Basit hatalar geri dönülmez sonuçlar doğurabilirdi. Aslin hayatı üzerine bir kumar oynuyordu bunun elbette farkındaydı...

'Bu küçük sürüngenlerin mucizesini biliyor musun Aslin?'

Küçük Aslin kafasını iki yana sallayarak bilmediğini belirtti.

'Bunlar eski dünyanın solucan diye adlandırılan sürüngen çeşidiydi. Onlara yeni bir isim vermemin sebibi, DNA'larının artık farklı işlemesi.Toprağı eşerek bir solucanın yukarı tırmanmasını sağladı.
'Solucanların önceki hayatlarında sadece kuyruklarını yenileme özellikleri vardı. Yani bir solucanın kuyruğunu kesersen onu yeniden oluşturma yeteneğine sahipti.' Küçük Aslin'in meraklı gözleri solucanın üzerindeydi. Dedesi solucanı kuyruğundan tutup havaya kaldırdı.

Yere sabitli olan bir taşın üzerine yavaşça yatırdı kuyruğundan tutmaya devam ediyordu. Cebinden çıkardığı küçük  çakısının düğmesine basıp açılmasını sağladı. Gün ışığı çakının keskin yüzeyinden yansıyarak Aslin'in gözünü kamaştırdı. Bu etkiyle Gözlerini kapattığı anda çakı çoktan solucanın yağlı derisi üzerine saplanmış ve de onu ortadan ikiye bölmüştü. Aslin 'hi!' diye içten gelen bir nida koparttı. Dedesi, 'korkma Aslin yanlızca onun üremesini sağladım.' dedi. Gerçekten de yaklaşık iki saatin ardından bölünen parçadan yeni bir solucan oluşmuştu.

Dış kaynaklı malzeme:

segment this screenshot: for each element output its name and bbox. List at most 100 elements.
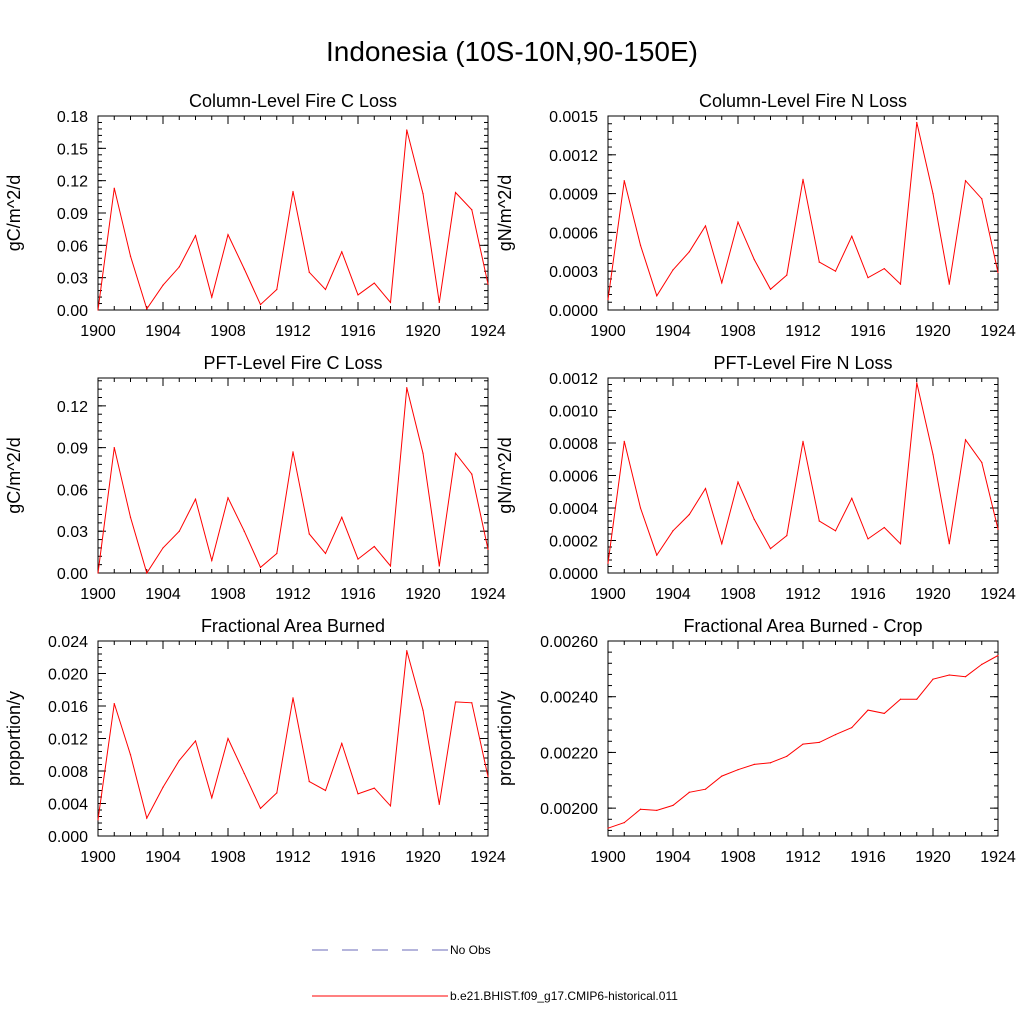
data-point bbox=[97, 819, 99, 821]
data-point bbox=[769, 762, 772, 764]
x-tick-label: 1924 bbox=[470, 586, 506, 603]
panel-title: PFT-Level Fire N Loss bbox=[713, 353, 892, 373]
y-tick-label: 0.024 bbox=[48, 634, 88, 651]
data-point bbox=[607, 562, 609, 564]
panel-title: Column-Level Fire N Loss bbox=[699, 91, 907, 111]
data-point bbox=[721, 775, 723, 777]
data-point bbox=[438, 803, 440, 805]
data-point bbox=[259, 807, 262, 809]
y-tick-label: 0.0006 bbox=[549, 469, 598, 486]
data-point bbox=[454, 191, 457, 194]
plot-frame bbox=[97, 377, 489, 574]
data-point bbox=[932, 453, 934, 455]
data-point bbox=[162, 547, 164, 549]
data-point bbox=[818, 741, 820, 744]
x-tick-label: 1904 bbox=[145, 323, 181, 340]
data-point bbox=[802, 178, 804, 180]
data-point bbox=[194, 235, 197, 237]
data-point bbox=[487, 548, 489, 550]
y-tick-label: 0.06 bbox=[57, 482, 88, 499]
x-tick-label: 1904 bbox=[655, 849, 691, 866]
data-point bbox=[243, 772, 245, 775]
data-point bbox=[357, 793, 359, 795]
panel-title: Fractional Area Burned bbox=[201, 616, 385, 636]
series-line bbox=[97, 387, 489, 575]
data-point bbox=[146, 817, 148, 819]
y-tick-label: 0.12 bbox=[57, 174, 88, 191]
y-tick-label: 0.008 bbox=[48, 764, 88, 781]
data-point bbox=[227, 737, 229, 740]
x-tick-label: 1912 bbox=[785, 323, 821, 340]
data-point bbox=[194, 740, 197, 742]
data-point bbox=[324, 789, 327, 792]
data-point bbox=[454, 701, 457, 703]
data-point bbox=[981, 198, 983, 200]
y-tick-label: 0.0004 bbox=[549, 501, 598, 518]
x-tick-label: 1908 bbox=[720, 586, 756, 603]
data-point bbox=[243, 268, 245, 270]
data-point bbox=[818, 261, 820, 263]
data-point bbox=[753, 518, 755, 520]
data-point bbox=[211, 797, 213, 799]
legend-swatch-solid bbox=[312, 995, 448, 997]
y-tick-label: 0.0010 bbox=[549, 404, 598, 421]
x-tick-label: 1920 bbox=[405, 323, 441, 340]
y-tick-label: 0.0003 bbox=[549, 264, 598, 281]
data-point bbox=[981, 663, 983, 666]
data-point bbox=[981, 461, 983, 464]
data-point bbox=[672, 804, 674, 806]
data-point bbox=[753, 258, 755, 261]
x-tick-label: 1900 bbox=[80, 586, 116, 603]
y-tick-label: 0.00260 bbox=[540, 634, 598, 651]
data-point bbox=[259, 566, 262, 569]
y-tick-label: 0.00200 bbox=[540, 801, 598, 818]
main-title: Indonesia (10S-10N,90-150E) bbox=[325, 36, 698, 67]
data-point bbox=[704, 225, 707, 227]
data-point bbox=[146, 308, 148, 310]
y-tick-label: 0.016 bbox=[48, 699, 88, 716]
data-point bbox=[769, 548, 772, 550]
data-point bbox=[883, 712, 885, 715]
y-tick-label: 0.0000 bbox=[549, 303, 598, 320]
data-point bbox=[97, 572, 99, 574]
data-point bbox=[487, 283, 489, 285]
data-point bbox=[883, 268, 885, 270]
y-tick-label: 0.00240 bbox=[540, 690, 598, 707]
data-point bbox=[964, 439, 967, 441]
data-point bbox=[227, 233, 229, 236]
data-point bbox=[341, 742, 343, 744]
data-point bbox=[178, 759, 180, 762]
data-point bbox=[997, 528, 999, 530]
panel-title: Column-Level Fire C Loss bbox=[189, 91, 397, 111]
data-point bbox=[276, 552, 278, 555]
x-tick-label: 1920 bbox=[405, 849, 441, 866]
panel-title: Fractional Area Burned - Crop bbox=[683, 616, 922, 636]
x-tick-label: 1908 bbox=[210, 586, 246, 603]
y-tick-label: 0.000 bbox=[48, 829, 88, 846]
x-tick-label: 1924 bbox=[470, 323, 506, 340]
chart-panel-1: Column-Level Fire C Loss 1900 1904 1908 1912… bbox=[4, 91, 506, 340]
data-point bbox=[867, 709, 869, 711]
series-line bbox=[97, 650, 489, 820]
chart-panel-5: Fractional Area Burned 1900 1904 1908 1912 19… bbox=[4, 616, 506, 866]
x-tick-label: 1916 bbox=[340, 323, 376, 340]
data-point bbox=[786, 755, 788, 757]
data-point bbox=[308, 533, 310, 535]
x-tick-label: 1912 bbox=[785, 586, 821, 603]
y-tick-label: 0.03 bbox=[57, 524, 88, 541]
y-tick-label: 0.0012 bbox=[549, 371, 598, 388]
data-point bbox=[721, 543, 723, 545]
data-point bbox=[406, 650, 408, 652]
y-tick-label: 0.00 bbox=[57, 303, 88, 320]
legend-item-no-obs: No Obs bbox=[312, 940, 491, 960]
data-point bbox=[916, 698, 918, 700]
data-point bbox=[406, 129, 408, 131]
data-point bbox=[341, 516, 343, 518]
data-point bbox=[607, 299, 609, 301]
chart-panel-2: Column-Level Fire N Loss 1900 1904 1908 1912… bbox=[495, 91, 1016, 340]
data-point bbox=[357, 294, 359, 296]
data-point bbox=[162, 284, 164, 286]
legend-label-no-obs: No Obs bbox=[450, 943, 491, 957]
data-point bbox=[113, 702, 115, 705]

                           ...

Dedesiyle ilgili anıları yeniden zihnini işgal etmeden kapsülü tekrar ve daha dikkatli gözlemledi.
Elbette başka canlı üzerinde deneyler yapmıştı yenilerini de yapacaktı. Ama bu ortadaki olumsuzlukları görmesine engel değildi.

Kapsülün içindeki DNA yeterli değildi. Aslin kilolu biri değildi hatta sıska sayılırdı. Ama yine de DNA'nın kütlesine eşit olması gerekliydi. Bu da daha fazla sürüngen demekti. Aslin'in gidecek bir toprağı artık yoktu. Bu göğsünün ortasına bir yumru oturttuğu için düşünmeme kararı almıştı ama yeni bir yer şarttı. Hem de en hızlı biçimde.

Kolundaki şeffaf bilekliğe baktı. İş için öbür evine gidip hazırlanması gerekiyordu. Dün gece burada kalmıştı. Misafirinin gidip gitmediğini henüz bilmiyordu.

Kapıları üst üste kitleyerek evden dışarı çıktı. Sokakta yine kimse yoktu olanlarıda zaten Tutukçular süpürmüştü. Hızlı çalışan beyni tekrar toprağın korkunç görüntüsünü gözleri önüne serdi. Kafasını iki yana sallayarak bu görüntüden kurtulmaya çalıştı.

Bakışlarını yere çevirip adımlarını hızlandırdı.
Hava sakin, zemin ıslaktı. Gece yağmur yağmıştı. Zemine değen ayakkabıları sokaktaki tek sesti.
Varacağı yere henüz yarım saatlik yolu vardı.

Tutukçular, isyan çıkaracakları yanlış yerde arıyorlardı. Aslin onların nerede olduğunu elbette biliyordu. Evet Aslin Bir kuruluşa ya da bir topluluğa ait değildi. O tek başınaydı ama diğerlerinin yerlerini de iyi bilirdi.

Tutukçulara karşı onları uyarmalıydı.  Aslin tek başınaydı ama sonuç olarak onlarla aynı değere hizmet ediyordu. Akşam işi biter bitmez onların yanına gidecekti.